Lattice Cutoff Computation For Multilevel Summation
---------------------------------------------------

Use the makefile with GNU make to build the following programs:

  genrandq - generate a random charge grid of indicated size

  compgrid - compute potential grid from given charge grid

  diffgrid - compare error between two grids


Simple implementations of the lattice cutoff algorithms are in
lattice_cutoff.c (built into compgrid) for you to examine and
test your code against.


Work through the following example:

$ make

$ ./genrandq 23 19 22 q.dat
  (generate random 23 x 19 x 22 charge grid)

$ ./compgrid q.dat ecutoff.dat
  (compute potentials using cutoff algorithm, nonperiodic boundaries)

$ ./compgrid -v q.dat edirect.dat
  (use direct algorithm, nonperiodic boundaries)
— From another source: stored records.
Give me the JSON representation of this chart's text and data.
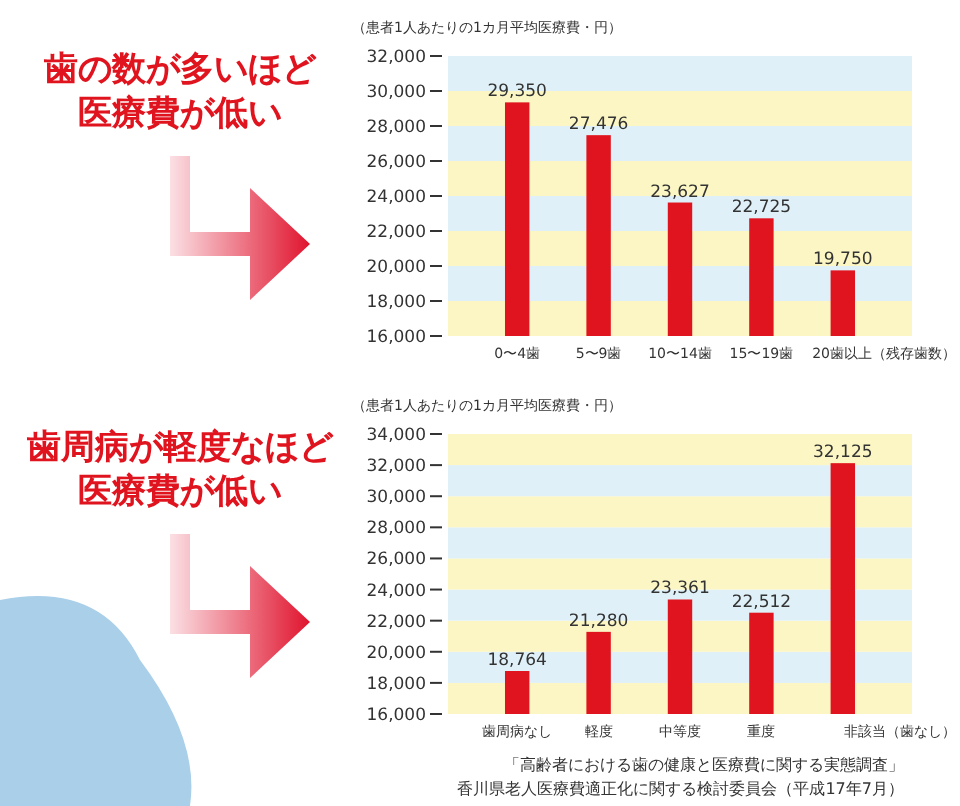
{
  "chart_data": [
    {
      "type": "bar",
      "title": "歯の数が多いほど",
      "subtitle": "医療費が低い",
      "ylabel": "（患者1人あたりの1カ月平均医療費・円）",
      "categories": [
        "0〜4歯",
        "5〜9歯",
        "10〜14歯",
        "15〜19歯",
        "20歯以上（残存歯数）"
      ],
      "values": [
        29350,
        27476,
        23627,
        22725,
        19750
      ],
      "value_labels": [
        "29,350",
        "27,476",
        "23,627",
        "22,725",
        "19,750"
      ],
      "color": "#e0141e",
      "ylim": [
        16000,
        32000
      ],
      "yticks": [
        {
          "value": 16000,
          "label": "16,000"
        },
        {
          "value": 18000,
          "label": "18,000"
        },
        {
          "value": 20000,
          "label": "20,000"
        },
        {
          "value": 22000,
          "label": "22,000"
        },
        {
          "value": 24000,
          "label": "24,000"
        },
        {
          "value": 26000,
          "label": "26,000"
        },
        {
          "value": 28000,
          "label": "28,000"
        },
        {
          "value": 30000,
          "label": "30,000"
        },
        {
          "value": 32000,
          "label": "32,000"
        }
      ],
      "bands": [
        {
          "axis": "y",
          "from": 16000,
          "to": 18000,
          "color": "#fbf6c4"
        },
        {
          "axis": "y",
          "from": 18000,
          "to": 20000,
          "color": "#dff0f8"
        },
        {
          "axis": "y",
          "from": 20000,
          "to": 22000,
          "color": "#fbf6c4"
        },
        {
          "axis": "y",
          "from": 22000,
          "to": 24000,
          "color": "#dff0f8"
        },
        {
          "axis": "y",
          "from": 24000,
          "to": 26000,
          "color": "#fbf6c4"
        },
        {
          "axis": "y",
          "from": 26000,
          "to": 28000,
          "color": "#dff0f8"
        },
        {
          "axis": "y",
          "from": 28000,
          "to": 30000,
          "color": "#fbf6c4"
        },
        {
          "axis": "y",
          "from": 30000,
          "to": 32000,
          "color": "#dff0f8"
        }
      ]
    },
    {
      "type": "bar",
      "title": "歯周病が軽度なほど",
      "subtitle": "医療費が低い",
      "ylabel": "（患者1人あたりの1カ月平均医療費・円）",
      "categories": [
        "歯周病なし",
        "軽度",
        "中等度",
        "重度",
        "非該当（歯なし）"
      ],
      "values": [
        18764,
        21280,
        23361,
        22512,
        32125
      ],
      "value_labels": [
        "18,764",
        "21,280",
        "23,361",
        "22,512",
        "32,125"
      ],
      "color": "#e0141e",
      "ylim": [
        16000,
        34000
      ],
      "yticks": [
        {
          "value": 16000,
          "label": "16,000"
        },
        {
          "value": 18000,
          "label": "18,000"
        },
        {
          "value": 20000,
          "label": "20,000"
        },
        {
          "value": 22000,
          "label": "22,000"
        },
        {
          "value": 24000,
          "label": "24,000"
        },
        {
          "value": 26000,
          "label": "26,000"
        },
        {
          "value": 28000,
          "label": "28,000"
        },
        {
          "value": 30000,
          "label": "30,000"
        },
        {
          "value": 32000,
          "label": "32,000"
        },
        {
          "value": 34000,
          "label": "34,000"
        }
      ],
      "bands": [
        {
          "axis": "y",
          "from": 16000,
          "to": 18000,
          "color": "#fbf6c4"
        },
        {
          "axis": "y",
          "from": 18000,
          "to": 20000,
          "color": "#dff0f8"
        },
        {
          "axis": "y",
          "from": 20000,
          "to": 22000,
          "color": "#fbf6c4"
        },
        {
          "axis": "y",
          "from": 22000,
          "to": 24000,
          "color": "#dff0f8"
        },
        {
          "axis": "y",
          "from": 24000,
          "to": 26000,
          "color": "#fbf6c4"
        },
        {
          "axis": "y",
          "from": 26000,
          "to": 28000,
          "color": "#dff0f8"
        },
        {
          "axis": "y",
          "from": 28000,
          "to": 30000,
          "color": "#fbf6c4"
        },
        {
          "axis": "y",
          "from": 30000,
          "to": 32000,
          "color": "#dff0f8"
        },
        {
          "axis": "y",
          "from": 32000,
          "to": 34000,
          "color": "#fbf6c4"
        }
      ],
      "annotations": [
        "「高齢者における歯の健康と医療費に関する実態調査」",
        "香川県老人医療費適正化に関する検討委員会（平成17年7月）"
      ]
    }
  ]
}
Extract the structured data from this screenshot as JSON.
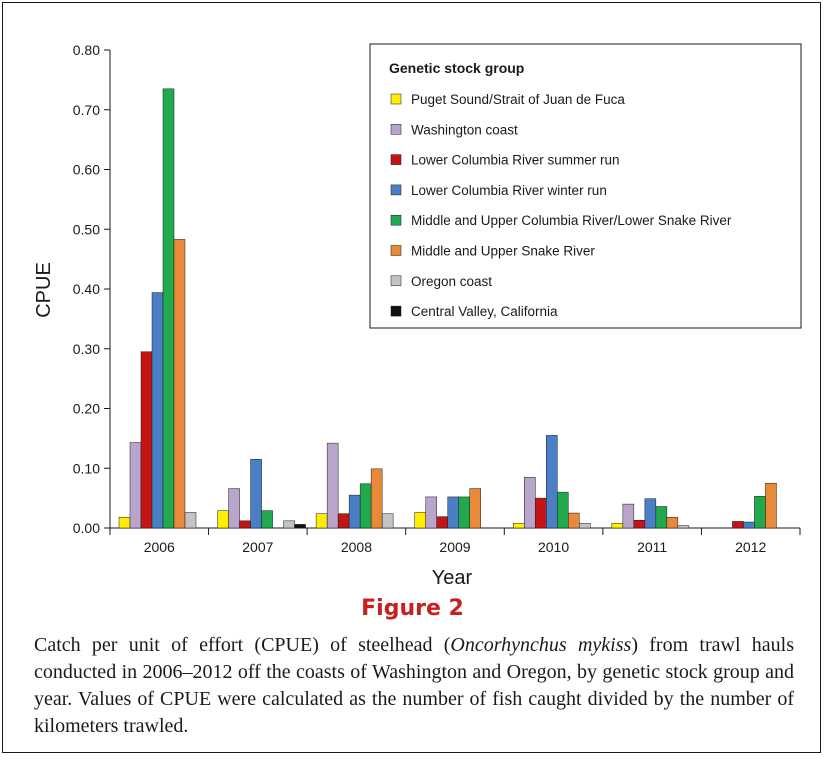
{
  "figure": {
    "label": "Figure 2",
    "caption": {
      "before": "Catch per unit of effort (CPUE) of steelhead (",
      "species": "Oncorhynchus mykiss",
      "after": ") from trawl hauls conducted in 2006–2012 off the coasts of Washington and Oregon, by genetic stock group and year. Values of CPUE were calculated as the number of fish caught divided by the number of kilometers trawled."
    }
  },
  "chart_data": {
    "type": "bar",
    "xlabel": "Year",
    "ylabel": "CPUE",
    "ylim": [
      0,
      0.8
    ],
    "ytick_step": 0.1,
    "yticks": [
      "0.00",
      "0.10",
      "0.20",
      "0.30",
      "0.40",
      "0.50",
      "0.60",
      "0.70",
      "0.80"
    ],
    "grid": false,
    "legend_title": "Genetic stock group",
    "legend_position": "top-right",
    "categories": [
      "2006",
      "2007",
      "2008",
      "2009",
      "2010",
      "2011",
      "2012"
    ],
    "series": [
      {
        "name": "Puget Sound/Strait of Juan de Fuca",
        "color": "#ffee00",
        "values": [
          0.018,
          0.029,
          0.024,
          0.026,
          0.008,
          0.008,
          0
        ]
      },
      {
        "name": "Washington coast",
        "color": "#b9a5cc",
        "values": [
          0.143,
          0.066,
          0.142,
          0.052,
          0.085,
          0.04,
          0
        ]
      },
      {
        "name": "Lower Columbia River summer run",
        "color": "#c41415",
        "values": [
          0.295,
          0.012,
          0.024,
          0.019,
          0.05,
          0.013,
          0.011
        ]
      },
      {
        "name": "Lower Columbia River winter run",
        "color": "#4a7fc6",
        "values": [
          0.394,
          0.115,
          0.055,
          0.052,
          0.155,
          0.049,
          0.01
        ]
      },
      {
        "name": "Middle and Upper Columbia River/Lower Snake River",
        "color": "#20aa4d",
        "values": [
          0.735,
          0.029,
          0.074,
          0.052,
          0.06,
          0.036,
          0.053
        ]
      },
      {
        "name": "Middle and Upper Snake River",
        "color": "#e98a3a",
        "values": [
          0.483,
          0,
          0.099,
          0.066,
          0.025,
          0.018,
          0.075
        ]
      },
      {
        "name": "Oregon coast",
        "color": "#c3c3c3",
        "values": [
          0.026,
          0.012,
          0.024,
          0,
          0.008,
          0.004,
          0
        ]
      },
      {
        "name": "Central Valley, California",
        "color": "#111111",
        "values": [
          0,
          0.006,
          0,
          0,
          0,
          0,
          0
        ]
      }
    ]
  }
}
$ ./diffgrid ecutoff.dat edirect.dat
  (should indicate that grids are identical)

$ ./compgrid -p q.dat epcutoff.dat
  (use cutoff algorithm, periodic boundaries - note how slow this is!
  It's slow because of the remainder operator used in the inner loop
  that wraps an index around the edge of the grid.  You'll need to
  determine a better way to do this.)

$ ./compgrid -v -p q.dat epdirect.dat
  (use direct algorithm, periodic boundaries)

$ ./diffgrid epcutoff.dat epdirect.dat
  (this time you'll have some roundoff error due to summing the terms
  in a different order)

Try doing "make opcount" and re-running the cutoff algorithms.  This
gives the floating point operation count.


For this project, you need to implement the cutoff routines in
lattice_cutoff.c with CUDA.  You will need to find a better indexing
strategy for periodic boundaries than the one presented here (the
remainder operator would kill your GPU performance).  Your code needs
to be able to handle lattice sizes ranging from 25^3 up to 150^3, and
you are welcome to push these limits.  The weight lattice ranges are
determined by the integer radius ceil(2*a/h)-1, where a is the cutoff
distance and h is the grid spacing (see lattice_weights.c for details
on the softened potential function to be used).  You can expect the
parameter ranges not to exceed 8<=a<=12 and 2<=h<=3, implying that
the weight lattices have dimensions in the range 11^3 up to 23^3.

You should test in some systematic manner the full range of grid
dimensions and method parameters.  Your concluding report needs to
explain your implementation(s), present the performance results,
and discuss any hardware restrictions that limit your performance.